Is Mental Illness the “Last Taboo”?

​I had the opportunity to meet with many of our Canadian members during the 47th An​nual Canadian Employee Benefits Conference in Calgary this past August. I wanted to find out how organizations are dealing with mental health issues among the workforce.​

The consensus—There has been some progress, but there’s still misunderstanding and a stigma attached to mental illness. One person called it the “last taboo” during our conversation. This stigma prevents people who are suffering from talking about it, and privacy concerns keep employers, unions and co-workers from asking.


Everyone agrees—Mental health is health care. We all have a responsibility to address the issue, whether it’s in the workplace, in our family or in our social circle. It’s a human issue.

In the workplace, mental illness adversely impacts how co-workers get along and adds to costs for extended health and prescription drug benefits. Other problems include absenteeism, more short- and long-term disability claims, loss of productivity and safety concerns.

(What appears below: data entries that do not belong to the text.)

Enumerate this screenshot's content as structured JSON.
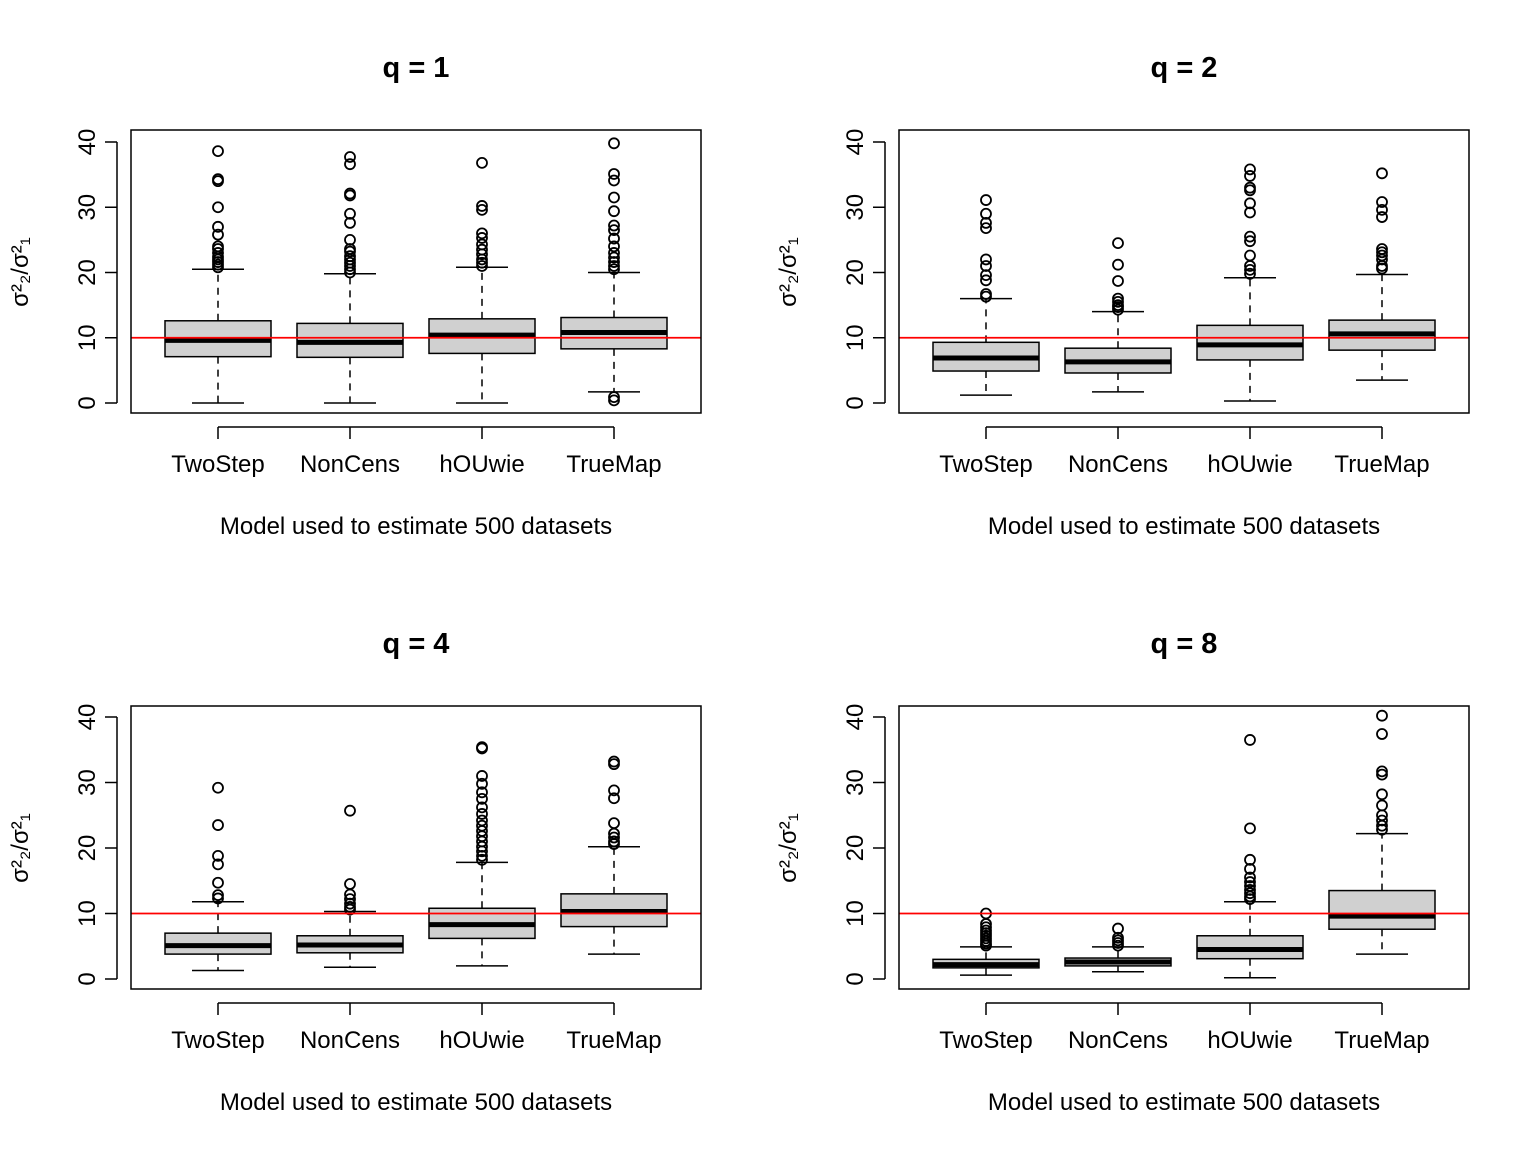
{
  "chart_data": [
    {
      "type": "box",
      "title": "q = 1",
      "xlabel": "Model used to estimate 500 datasets",
      "ylabel": "σ²₂/σ²₁",
      "categories": [
        "TwoStep",
        "NonCens",
        "hOUwie",
        "TrueMap"
      ],
      "ylim": [
        0,
        40
      ],
      "yticks": [
        0,
        10,
        20,
        30,
        40
      ],
      "reference_line": {
        "y": 10,
        "color": "#ff0000"
      },
      "boxes": [
        {
          "name": "TwoStep",
          "whisker_low": 0,
          "q1": 7.1,
          "median": 9.6,
          "q3": 12.6,
          "whisker_high": 20.5,
          "outliers": [
            20.8,
            21.2,
            21.6,
            22.0,
            22.4,
            23.0,
            23.6,
            24.0,
            25.8,
            27.0,
            30.0,
            34.0,
            34.3,
            38.6
          ]
        },
        {
          "name": "NonCens",
          "whisker_low": 0,
          "q1": 7.0,
          "median": 9.3,
          "q3": 12.2,
          "whisker_high": 19.8,
          "outliers": [
            20.0,
            20.5,
            21.0,
            21.5,
            22.0,
            22.5,
            23.2,
            23.6,
            25.0,
            27.6,
            29.0,
            31.8,
            32.1,
            36.6,
            37.7
          ]
        },
        {
          "name": "hOUwie",
          "whisker_low": 0,
          "q1": 7.6,
          "median": 10.4,
          "q3": 12.9,
          "whisker_high": 20.8,
          "outliers": [
            21.0,
            21.5,
            22.0,
            22.8,
            23.5,
            24.3,
            25.3,
            26.0,
            29.6,
            30.2,
            36.8
          ]
        },
        {
          "name": "TrueMap",
          "whisker_low": 1.7,
          "q1": 8.3,
          "median": 10.8,
          "q3": 13.1,
          "whisker_high": 20.0,
          "outliers": [
            0.4,
            0.9,
            20.5,
            21.0,
            21.6,
            22.3,
            23.0,
            24.0,
            25.2,
            26.5,
            27.2,
            29.4,
            31.5,
            34.1,
            35.1,
            39.8
          ]
        }
      ]
    },
    {
      "type": "box",
      "title": "q = 2",
      "xlabel": "Model used to estimate 500 datasets",
      "ylabel": "σ²₂/σ²₁",
      "categories": [
        "TwoStep",
        "NonCens",
        "hOUwie",
        "TrueMap"
      ],
      "ylim": [
        0,
        40
      ],
      "yticks": [
        0,
        10,
        20,
        30,
        40
      ],
      "reference_line": {
        "y": 10,
        "color": "#ff0000"
      },
      "boxes": [
        {
          "name": "TwoStep",
          "whisker_low": 1.2,
          "q1": 4.9,
          "median": 6.9,
          "q3": 9.3,
          "whisker_high": 16.0,
          "outliers": [
            16.3,
            16.7,
            18.8,
            19.6,
            21.0,
            22.0,
            26.8,
            27.6,
            29.0,
            31.1
          ]
        },
        {
          "name": "NonCens",
          "whisker_low": 1.7,
          "q1": 4.6,
          "median": 6.3,
          "q3": 8.4,
          "whisker_high": 14.0,
          "outliers": [
            14.3,
            14.7,
            15.0,
            15.5,
            16.0,
            18.7,
            21.2,
            24.5
          ]
        },
        {
          "name": "hOUwie",
          "whisker_low": 0.3,
          "q1": 6.6,
          "median": 8.9,
          "q3": 11.9,
          "whisker_high": 19.2,
          "outliers": [
            19.8,
            20.4,
            21.0,
            22.6,
            24.8,
            25.5,
            29.2,
            30.6,
            32.6,
            33.0,
            34.8,
            35.8
          ]
        },
        {
          "name": "TrueMap",
          "whisker_low": 3.5,
          "q1": 8.1,
          "median": 10.6,
          "q3": 12.7,
          "whisker_high": 19.7,
          "outliers": [
            20.6,
            21.0,
            22.0,
            22.6,
            23.1,
            23.6,
            28.5,
            29.6,
            30.8,
            35.2
          ]
        }
      ]
    },
    {
      "type": "box",
      "title": "q = 4",
      "xlabel": "Model used to estimate 500 datasets",
      "ylabel": "σ²₂/σ²₁",
      "categories": [
        "TwoStep",
        "NonCens",
        "hOUwie",
        "TrueMap"
      ],
      "ylim": [
        0,
        40
      ],
      "yticks": [
        0,
        10,
        20,
        30,
        40
      ],
      "reference_line": {
        "y": 10,
        "color": "#ff0000"
      },
      "boxes": [
        {
          "name": "TwoStep",
          "whisker_low": 1.3,
          "q1": 3.8,
          "median": 5.1,
          "q3": 7.0,
          "whisker_high": 11.8,
          "outliers": [
            12.3,
            12.8,
            14.7,
            17.5,
            18.8,
            23.5,
            29.2
          ]
        },
        {
          "name": "NonCens",
          "whisker_low": 1.8,
          "q1": 4.0,
          "median": 5.2,
          "q3": 6.6,
          "whisker_high": 10.3,
          "outliers": [
            10.6,
            11.0,
            11.5,
            12.2,
            12.9,
            14.5,
            25.7
          ]
        },
        {
          "name": "hOUwie",
          "whisker_low": 2.0,
          "q1": 6.2,
          "median": 8.3,
          "q3": 10.8,
          "whisker_high": 17.8,
          "outliers": [
            18.2,
            18.8,
            19.5,
            20.2,
            21.0,
            21.8,
            22.6,
            23.4,
            24.2,
            25.2,
            26.2,
            27.5,
            28.5,
            29.8,
            31.0,
            35.2,
            35.4
          ]
        },
        {
          "name": "TrueMap",
          "whisker_low": 3.8,
          "q1": 8.0,
          "median": 10.3,
          "q3": 13.0,
          "whisker_high": 20.2,
          "outliers": [
            20.6,
            21.0,
            21.6,
            22.2,
            23.8,
            27.6,
            28.8,
            32.8,
            33.2
          ]
        }
      ]
    },
    {
      "type": "box",
      "title": "q = 8",
      "xlabel": "Model used to estimate 500 datasets",
      "ylabel": "σ²₂/σ²₁",
      "categories": [
        "TwoStep",
        "NonCens",
        "hOUwie",
        "TrueMap"
      ],
      "ylim": [
        0,
        40
      ],
      "yticks": [
        0,
        10,
        20,
        30,
        40
      ],
      "reference_line": {
        "y": 10,
        "color": "#ff0000"
      },
      "boxes": [
        {
          "name": "TwoStep",
          "whisker_low": 0.6,
          "q1": 1.7,
          "median": 2.2,
          "q3": 3.0,
          "whisker_high": 4.9,
          "outliers": [
            5.1,
            5.4,
            5.8,
            6.2,
            6.6,
            7.0,
            7.4,
            7.9,
            8.4,
            10.0
          ]
        },
        {
          "name": "NonCens",
          "whisker_low": 1.1,
          "q1": 2.0,
          "median": 2.6,
          "q3": 3.2,
          "whisker_high": 4.9,
          "outliers": [
            5.1,
            5.5,
            5.9,
            6.3,
            7.7
          ]
        },
        {
          "name": "hOUwie",
          "whisker_low": 0.2,
          "q1": 3.1,
          "median": 4.5,
          "q3": 6.6,
          "whisker_high": 11.8,
          "outliers": [
            12.2,
            12.6,
            13.1,
            13.6,
            14.2,
            14.8,
            15.5,
            16.8,
            18.2,
            23.0,
            36.5
          ]
        },
        {
          "name": "TrueMap",
          "whisker_low": 3.8,
          "q1": 7.6,
          "median": 9.6,
          "q3": 13.5,
          "whisker_high": 22.2,
          "outliers": [
            22.8,
            23.4,
            24.2,
            25.0,
            26.5,
            28.2,
            31.2,
            31.7,
            37.4,
            40.2
          ]
        }
      ]
    }
  ]
}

What are organizations doing to help workers? Common approaches include:

  • Access to a member/employee assistance plan for both workers and their families
  • Psychological counseling sessions (though many told us not enough sessions are covered under a typical plan)
  • Wellness programs with a mental health component (be it questions asked during a health risk assessment, opportunities to practice meditation or yoga, or stress management tips)
  • Substance abuse benefits
  • Education via lunch-and-learns, newsletter articles, books and videos
  • Awareness campaigns with information posted at job sites, on websites and on pay stubs
  • Referrals to community services.

Some of the members we talked with are having success with newer approaches. Many of these more recent efforts involve more quickly and correctly identifying those who are struggling so they can get the help they need. Efforts include:

  • Partnering with a hospital and its clinicians to better treat mental illness
  • Coordinating peer-to-peer counseling (For more details on this innovative approach, look for the “What’s Working” column in the forthcoming January/February 2015 issue of Plans & Trusts.)
  • Providing training to supervisors to better recognize and help workers with mental health and substance abuse issues
  • Holding Alcoholics Anonymous (AA) or other substance abuse program meetings at the worksite
  • Offering mental health first-aid training that teaches individuals how to help others who are developing a mental illness or are in crisis.

There’s a general sense among those we spoke with that the door is cracking open to let light shine on the issue. Sad occurrences like the death of Robin Williams—his passing occurred during the conference—lead to the crack widening. There’s a long way to go, but let’s at least have the conversation.